Last night I finished reading the first volume of Lee Kuan Yew’s autobiography – The Singapore Story. The book had such a poignant ending that I had to just close the book and just sit for a moment to feel unburdened. After all the months of fighting that LKY and his political party endured against opposing powers, he found himself in an unenviable position – that of a leader of a country that was pushed out of a federation and left to fend for itself, and I felt for him.
The Singapore Story is the first of two volumes that LKY has written about his life and political career. The first book talks about how Singapore gained independence, or rather, how it was forced into it. Strange but true. The second book, From Third World to First, talks about LKY’s efforts in turning Singapore from an isolated backwater into one of the most livable cities in Asia. It is all the most impressive because at the time it was handed independence, Singapore was a third world nation, a small weak country with no major industries and no sense of self-reliance. At the time it was dependent on its neighbouring state even for its water supply.
Although there are many inspiring lessons from his leadership, there are few particulars that I liked about the book. First, I was quite impressed by LKY’s grasp of English. It definitely helped that he was schooled in English from an early age. His higher education in England also contributed to this fondness for English. And the book showcases his impeccable English and his expansive vocabulary. I found myself grabbing the dictionary multiple times throughout the book. One only has to watch his interviews available online to see how fluently he spoke English. In fact, it was only later during his political career that he started learning other languages such as Chinese and Malay, in order to better communicate with the citizens of his country.
There are two major events that can be said to have shaped LKY’s thinking and his political philosophy. These two events affected how he designed his political career and the principles on which he built Singapore. One was his time in England where he saw the British (his country’s colonisers) in their home land. And second was the Japanese invasion of Singapore during World War II. I feel it is not simply a coincidence that some of the most vivid and harrowing chapters of the book are that of LKY’s description of the Japanese invasion of Singapore. His authoritative streak in his government policies probably came from his observation of his oppressors and adoption, in parts, of their methods.
The book does get a bit dense in a few places. Singapore faced a lot of strikes in the 1950s, notably of which were the Hock Lee bus riots. Effectively, this period was also the time when LKY’s legal career took off. But I found that the author spent a lot of time describing these strikes, and how LKY helped the students and workers get their due against the establishment. Later on in the book, the author also describes in painful detail the tension and power-play between the communists parties of both Singapore and Malaysia and LKY’s own political party, the PAP.
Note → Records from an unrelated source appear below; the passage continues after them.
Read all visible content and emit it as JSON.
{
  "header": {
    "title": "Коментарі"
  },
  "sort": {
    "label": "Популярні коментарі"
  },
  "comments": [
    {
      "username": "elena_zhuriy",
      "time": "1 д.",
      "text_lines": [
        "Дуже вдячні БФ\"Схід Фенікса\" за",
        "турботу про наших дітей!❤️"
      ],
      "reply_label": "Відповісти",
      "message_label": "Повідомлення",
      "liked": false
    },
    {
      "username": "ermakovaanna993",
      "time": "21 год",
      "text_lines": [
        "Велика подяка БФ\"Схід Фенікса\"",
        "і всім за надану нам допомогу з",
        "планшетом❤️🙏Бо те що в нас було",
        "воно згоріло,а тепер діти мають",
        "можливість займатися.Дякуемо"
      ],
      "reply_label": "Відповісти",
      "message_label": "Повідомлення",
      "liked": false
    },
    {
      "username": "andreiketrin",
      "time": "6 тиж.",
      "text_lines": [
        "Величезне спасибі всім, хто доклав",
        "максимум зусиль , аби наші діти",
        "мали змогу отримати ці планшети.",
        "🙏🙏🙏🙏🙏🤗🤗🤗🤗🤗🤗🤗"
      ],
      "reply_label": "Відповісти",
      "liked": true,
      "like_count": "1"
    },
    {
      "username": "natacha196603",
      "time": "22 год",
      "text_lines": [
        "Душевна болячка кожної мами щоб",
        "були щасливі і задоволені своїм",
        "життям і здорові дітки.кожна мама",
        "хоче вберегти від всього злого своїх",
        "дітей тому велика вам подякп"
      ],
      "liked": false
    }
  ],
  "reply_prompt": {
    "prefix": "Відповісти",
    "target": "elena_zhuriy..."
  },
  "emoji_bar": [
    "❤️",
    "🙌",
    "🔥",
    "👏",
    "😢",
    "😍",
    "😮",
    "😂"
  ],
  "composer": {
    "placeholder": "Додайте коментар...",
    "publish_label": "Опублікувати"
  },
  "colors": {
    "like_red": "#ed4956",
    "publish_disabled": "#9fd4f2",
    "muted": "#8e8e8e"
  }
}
By the time the Malaysian PM pushed him out of the Malaysian Federation, it was evident that they were quite intimidated by LKY’s popularity and his unwavering focus in bringing Malaysia together. There are lots of poignant moments in the book, especially the speech that he gives in the Malaysian Parliament and the press conference he was forced to have when Singapore was kicked out of Malaysia. One can watch snippets of these events online and it gives a clear sense of the pressure and responsibility that LKY faced at that time.
Singapore today is the envy of Asia, if not the world. And although criticized for some heavy handedness in his governance, LKY has definitely achieved brilliantly what he set out to do – make Singapore into one of the best cities to live in. Although this book does not chronicle how he did that, but it sets the background of how LKY found himself in that position and what events in his life influenced his thinking to turn Singapore into the place that it is today.
If you are a fan of biographies, then you will definitely love this book. It stretches a little too much in the middle. But I urge you to stay with it. And it will help you understand one of the most important and respected world leaders of the 20th century.